Pitfall 17. Performance numbers reported without uncertainty estimation or caveats: There is seldom enough space in a news article to explain how performance numbers like accuracy are calculated for a given application or what they represent. Including numbers like “90% accuracy” in the body of the article without specifying how these numbers are calculated can misinform readers about the efficacy of an AI tool. Moreover, AI tools suffer from performance degradations under even slight changes to the datasets they are evaluated on. Therefore, absolute performance numbers can mislead readers about the efficacy of these tools in the real world.
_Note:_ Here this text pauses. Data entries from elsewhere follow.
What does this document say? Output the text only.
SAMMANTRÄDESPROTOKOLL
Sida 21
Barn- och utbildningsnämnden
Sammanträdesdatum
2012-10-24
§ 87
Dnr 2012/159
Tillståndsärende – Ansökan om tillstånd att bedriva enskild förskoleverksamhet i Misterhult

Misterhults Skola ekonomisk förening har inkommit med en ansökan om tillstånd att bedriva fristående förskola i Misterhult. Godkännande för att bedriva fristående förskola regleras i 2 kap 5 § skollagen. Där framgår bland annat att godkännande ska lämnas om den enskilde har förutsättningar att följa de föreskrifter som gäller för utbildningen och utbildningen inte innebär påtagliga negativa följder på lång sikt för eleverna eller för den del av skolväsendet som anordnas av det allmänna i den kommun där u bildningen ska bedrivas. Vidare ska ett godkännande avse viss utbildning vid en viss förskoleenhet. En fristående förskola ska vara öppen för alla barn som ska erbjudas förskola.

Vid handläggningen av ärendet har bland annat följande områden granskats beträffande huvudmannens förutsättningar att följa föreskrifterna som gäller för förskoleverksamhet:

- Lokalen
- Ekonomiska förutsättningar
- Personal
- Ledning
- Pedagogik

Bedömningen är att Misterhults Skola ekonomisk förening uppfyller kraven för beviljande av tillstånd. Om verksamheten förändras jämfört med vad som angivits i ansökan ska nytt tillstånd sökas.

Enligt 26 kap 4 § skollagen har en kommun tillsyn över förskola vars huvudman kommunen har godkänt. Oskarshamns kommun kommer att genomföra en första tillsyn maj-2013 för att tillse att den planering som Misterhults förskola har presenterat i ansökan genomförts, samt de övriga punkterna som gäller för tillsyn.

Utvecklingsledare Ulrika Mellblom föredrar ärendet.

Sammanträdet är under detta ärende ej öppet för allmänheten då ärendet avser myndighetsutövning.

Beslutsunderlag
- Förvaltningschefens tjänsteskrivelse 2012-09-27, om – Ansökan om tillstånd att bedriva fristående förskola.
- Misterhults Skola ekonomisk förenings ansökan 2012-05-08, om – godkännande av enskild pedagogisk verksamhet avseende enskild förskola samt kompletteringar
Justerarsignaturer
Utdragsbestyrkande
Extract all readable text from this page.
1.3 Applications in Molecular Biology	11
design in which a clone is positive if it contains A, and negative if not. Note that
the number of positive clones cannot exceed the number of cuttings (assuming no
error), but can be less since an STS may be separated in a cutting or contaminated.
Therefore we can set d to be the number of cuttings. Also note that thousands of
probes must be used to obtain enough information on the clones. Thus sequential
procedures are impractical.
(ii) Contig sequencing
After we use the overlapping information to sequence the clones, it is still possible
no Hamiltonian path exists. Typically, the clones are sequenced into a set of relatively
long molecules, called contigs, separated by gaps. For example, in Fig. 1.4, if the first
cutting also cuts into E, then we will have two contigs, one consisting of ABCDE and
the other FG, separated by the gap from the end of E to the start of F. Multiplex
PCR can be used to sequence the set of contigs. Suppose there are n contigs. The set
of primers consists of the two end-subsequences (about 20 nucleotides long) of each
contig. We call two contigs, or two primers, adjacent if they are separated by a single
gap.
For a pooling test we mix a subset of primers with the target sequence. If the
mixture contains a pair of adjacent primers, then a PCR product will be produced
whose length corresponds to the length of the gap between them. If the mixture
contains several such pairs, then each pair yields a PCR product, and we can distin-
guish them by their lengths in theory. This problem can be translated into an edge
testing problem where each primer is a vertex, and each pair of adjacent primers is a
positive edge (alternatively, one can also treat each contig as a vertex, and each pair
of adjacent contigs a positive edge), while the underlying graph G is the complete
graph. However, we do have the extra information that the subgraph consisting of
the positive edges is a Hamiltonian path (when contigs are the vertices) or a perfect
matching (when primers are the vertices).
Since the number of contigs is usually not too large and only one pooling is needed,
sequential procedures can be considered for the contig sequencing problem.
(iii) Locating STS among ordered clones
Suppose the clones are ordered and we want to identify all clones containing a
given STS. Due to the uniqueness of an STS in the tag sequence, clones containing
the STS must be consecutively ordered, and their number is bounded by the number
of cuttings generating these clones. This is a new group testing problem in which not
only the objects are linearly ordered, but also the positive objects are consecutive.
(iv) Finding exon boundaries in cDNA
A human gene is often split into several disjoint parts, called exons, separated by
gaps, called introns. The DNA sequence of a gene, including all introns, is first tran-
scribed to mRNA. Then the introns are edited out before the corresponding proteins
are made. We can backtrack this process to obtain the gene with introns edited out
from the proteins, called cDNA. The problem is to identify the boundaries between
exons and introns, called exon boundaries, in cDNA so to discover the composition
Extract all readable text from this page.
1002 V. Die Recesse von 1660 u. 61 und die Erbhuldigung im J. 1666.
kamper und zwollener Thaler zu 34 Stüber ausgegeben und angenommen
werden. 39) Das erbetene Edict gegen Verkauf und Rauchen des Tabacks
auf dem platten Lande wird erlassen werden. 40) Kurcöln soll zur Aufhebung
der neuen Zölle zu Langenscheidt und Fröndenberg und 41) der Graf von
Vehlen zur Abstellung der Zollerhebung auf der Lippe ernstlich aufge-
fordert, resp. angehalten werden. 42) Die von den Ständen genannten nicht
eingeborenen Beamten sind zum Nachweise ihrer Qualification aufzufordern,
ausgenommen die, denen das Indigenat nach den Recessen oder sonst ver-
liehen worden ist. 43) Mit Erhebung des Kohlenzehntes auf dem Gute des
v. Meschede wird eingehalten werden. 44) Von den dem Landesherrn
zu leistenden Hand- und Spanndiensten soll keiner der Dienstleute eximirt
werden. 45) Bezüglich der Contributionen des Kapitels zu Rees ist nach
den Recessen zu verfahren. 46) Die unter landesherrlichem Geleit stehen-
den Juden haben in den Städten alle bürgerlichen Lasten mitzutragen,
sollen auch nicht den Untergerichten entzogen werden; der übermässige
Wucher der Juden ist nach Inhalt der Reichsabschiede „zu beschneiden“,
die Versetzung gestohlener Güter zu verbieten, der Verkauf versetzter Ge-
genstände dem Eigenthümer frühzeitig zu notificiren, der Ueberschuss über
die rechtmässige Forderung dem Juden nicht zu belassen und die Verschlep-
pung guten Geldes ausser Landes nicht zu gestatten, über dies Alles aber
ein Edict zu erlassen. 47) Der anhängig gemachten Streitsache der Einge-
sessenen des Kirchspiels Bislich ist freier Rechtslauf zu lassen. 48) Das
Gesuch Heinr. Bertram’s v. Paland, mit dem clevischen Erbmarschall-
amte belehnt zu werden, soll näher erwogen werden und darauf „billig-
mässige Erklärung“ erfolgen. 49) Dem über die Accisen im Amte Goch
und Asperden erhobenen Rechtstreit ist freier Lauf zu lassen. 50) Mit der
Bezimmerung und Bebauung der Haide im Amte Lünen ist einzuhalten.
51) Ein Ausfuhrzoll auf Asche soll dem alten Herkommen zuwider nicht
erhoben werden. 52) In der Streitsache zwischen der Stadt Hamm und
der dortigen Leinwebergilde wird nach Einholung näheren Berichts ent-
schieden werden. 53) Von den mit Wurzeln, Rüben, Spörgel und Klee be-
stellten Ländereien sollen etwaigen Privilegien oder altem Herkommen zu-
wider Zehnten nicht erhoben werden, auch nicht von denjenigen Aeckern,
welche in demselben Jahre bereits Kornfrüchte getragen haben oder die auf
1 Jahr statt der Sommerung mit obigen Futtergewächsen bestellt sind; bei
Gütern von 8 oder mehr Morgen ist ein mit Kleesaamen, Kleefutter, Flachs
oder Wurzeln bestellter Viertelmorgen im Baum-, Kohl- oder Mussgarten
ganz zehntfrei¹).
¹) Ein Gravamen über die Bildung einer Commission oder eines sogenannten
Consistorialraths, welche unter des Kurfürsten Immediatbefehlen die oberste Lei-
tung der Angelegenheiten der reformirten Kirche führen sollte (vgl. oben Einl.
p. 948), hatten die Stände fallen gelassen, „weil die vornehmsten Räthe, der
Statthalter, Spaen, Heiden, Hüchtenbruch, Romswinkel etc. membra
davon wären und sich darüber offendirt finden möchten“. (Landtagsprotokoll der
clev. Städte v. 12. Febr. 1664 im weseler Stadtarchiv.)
Pitfall 18. The fallacy of inscrutability: Referring to AI tools as inscrutable black boxes is a category error. Instead of holding the developers of these tools accountable for their design choices, it shifts scrutiny to the technical aspects of the system. Journalists should hold developers accountable for the performance of AI tools rather than referring to these tools as black boxes and allowing developers to evade accountability.
While these 18 pitfalls appear in the articles we analyzed, there are other issues that go beyond individual articles. For instance, when narratives of AI wiping out humanity are widely discussed, they overshadow current real-world problems such as bias and the lack of validity in AI tools. This underscores that news media must play its agenda-setting role responsibly.
We thank Klaudia Jaźwińska, Michael Lemonick, and Karen Rouse for their feedback on a draft of this article. We re-used the code from Molly White et al.’s The Edited Latecomers’ Guide to Crypto to generate our annotated articles.
Excellent and useful piece. The very last link for the “agenda setting quality” of media is broken. Were there other citations to replace it?
I can see the “black box” nature of AI being a cop out for applications like those in EdTech but would “black box” discussion be useful in some limited circumstances like general purpose LLMs?
Flawed human-AI comparisons always get me, they are modes of intelligence so fundamentally different, that making comparisons is fishy from the get go. How many matches does it take muzero to get to the level of basic competency a human can get in just a couple of games? It's orders of magnitude different. What's the difference in rate of energy consumption per "learning unit"? Again, radically different. These differences are understandable once you consider how disparate their methods and material substrates are, but this always gets lost in the hype. I understand non-technical people making such oversights, but you often see even technical people making comparisons willy-nilly.